At present the group’s main activities involve arts, craft and cooking, to help facilitate interaction and form bonds. Ms Forster is acutely aware of the financial stress faced by single parents in the inner west, and hopes to soon be able to assist members with finding work and other problems.

She says finding affordable but serviceable housing, and family friendly workplaces, are big challenges for inner west parents.

“What I’m finding is that there are a lot of families in sub-standard housing that are full of mould, and it makes the children sick,” she said. Parents will find themselves struggling to maintain work if they have to constantly take time off to care for sick kids.
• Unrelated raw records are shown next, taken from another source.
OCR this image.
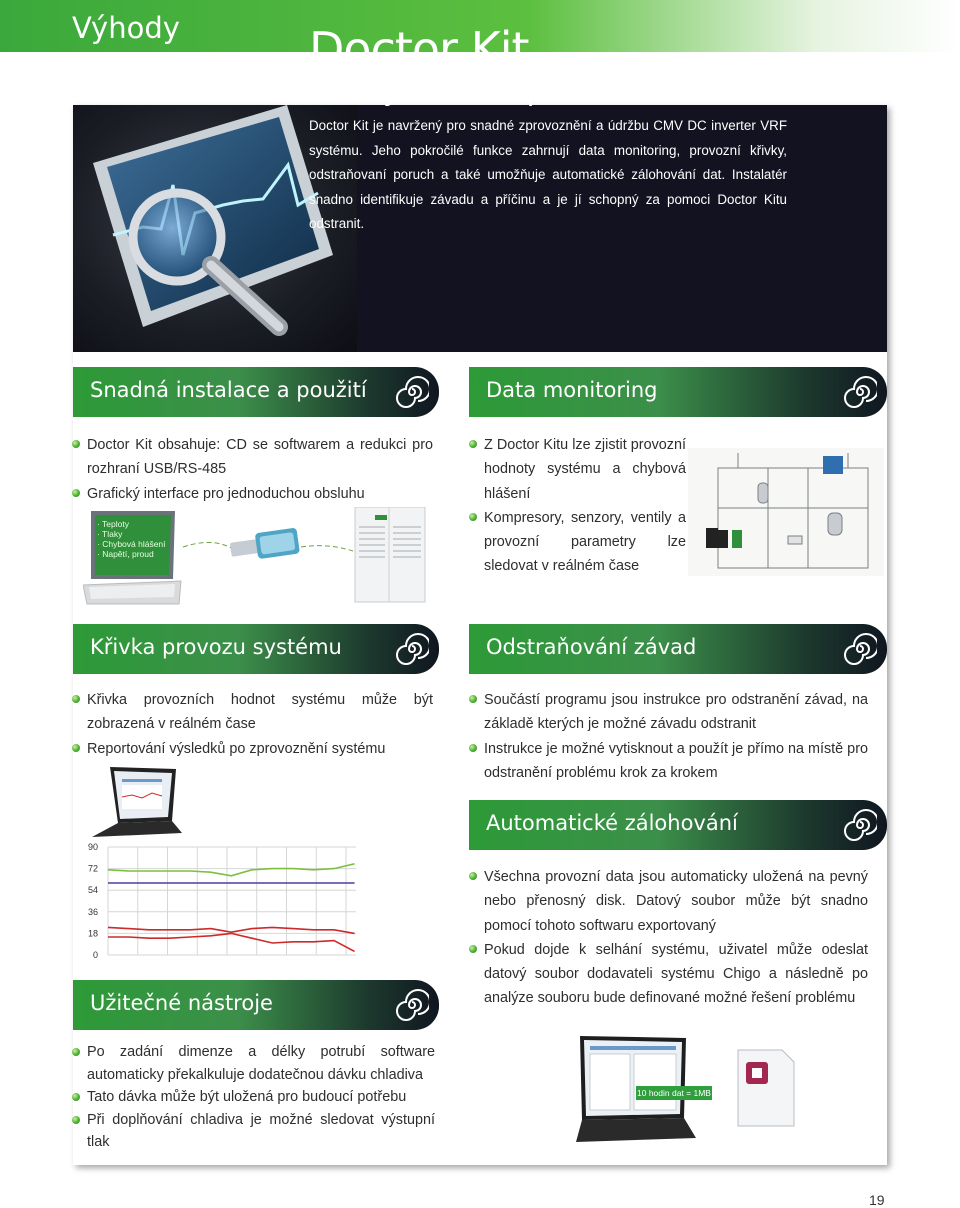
Výhody	Doctor Kit
Účinný software pro údržbu
Doctor Kit je navržený pro snadné zprovoznění a údržbu CMV DC inverter VRF systému. Jeho pokročilé funkce zahrnují data monitoring, provozní křivky, odstraňovaní poruch a také umožňuje automatické zálohování dat. Instalatér snadno identifikuje závadu a příčinu a je jí schopný za pomoci Doctor Kitu odstranit.
Snadná instalace a použití
Doctor Kit obsahuje: CD se softwarem a redukci pro rozhraní USB/RS-485
Grafický interface pro jednoduchou obsluhu
· Teploty
· Tlaky
· Chybová hlášení
· Napětí, proud
Data monitoring
Z Doctor Kitu lze zjistit provozní hodnoty systému a chybová hlášení
Kompresory, senzory, ventily a provozní parametry lze sledovat v reálném čase
Křivka provozu systému
Křivka provozních hodnot systému může být zobrazená v reálném čase
Reportování výsledků po zprovoznění systému
90
72
54
36
18
0
Odstraňování závad
Součástí programu jsou instrukce pro odstranění závad, na základě kterých je možné závadu odstranit
Instrukce je možné vytisknout a použít je přímo na místě pro odstranění problému krok za krokem
Automatické zálohování
Všechna provozní data jsou automaticky uložená na pevný nebo přenosný disk. Datový soubor může být snadno pomocí tohoto softwaru exportovaný
Pokud dojde k selhání systému, uživatel může odeslat datový soubor dodavateli systému Chigo a následně po analýze souboru bude definované možné řešení problému
10 hodin dat = 1MB
Užitečné nástroje
Po zadání dimenze a délky potrubí software automaticky překalkuluje dodatečnou dávku chladiva
Tato dávka může být uložená pro budoucí potřebu
Při doplňování chladiva je možné sledovat výstupní tlak
19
Ms Forster said the decision to move single parents on to Newstart has been “quite devastating for large numbers of families”.

Kristie experienced that first hand. William went without a new school uniform at the beginning of the year, while mounting bills forced his mum to max out the credit card and apply for early access to superannuation because of hardship.

“My rent didn’t decrease, my electricity didn’t decrease, my costs for raising my son didn’t decrease, but my payment did,” she said.

“You can’t call your telephone provider and say: sorry, my payment just decreased so I won’t be paying you anymore.”

William, she says, was acutely aware of the family’s hardship because extracurricular activities – which typically require enrolment, travel and uniforms – became too expensive to continue.

“There was no way of disguising to him what was going on,” she said.

“”There are a lot of opportunities in the inner west for kids, but when you’re financially struggling, they’re the things that you just can’t let your kids do.”

The decision to move single parents with children over eight years old on to Newstart was made under the former Gillard Labor government, but was the extension of a Howard Government policy from 2006.

Tony Abbott’s Coalition has flagged an intention to improve welfare payments for single parents. The Australian has reported that social services minister Kevin Andrews favours “a more generous income test for parents on Newstart”.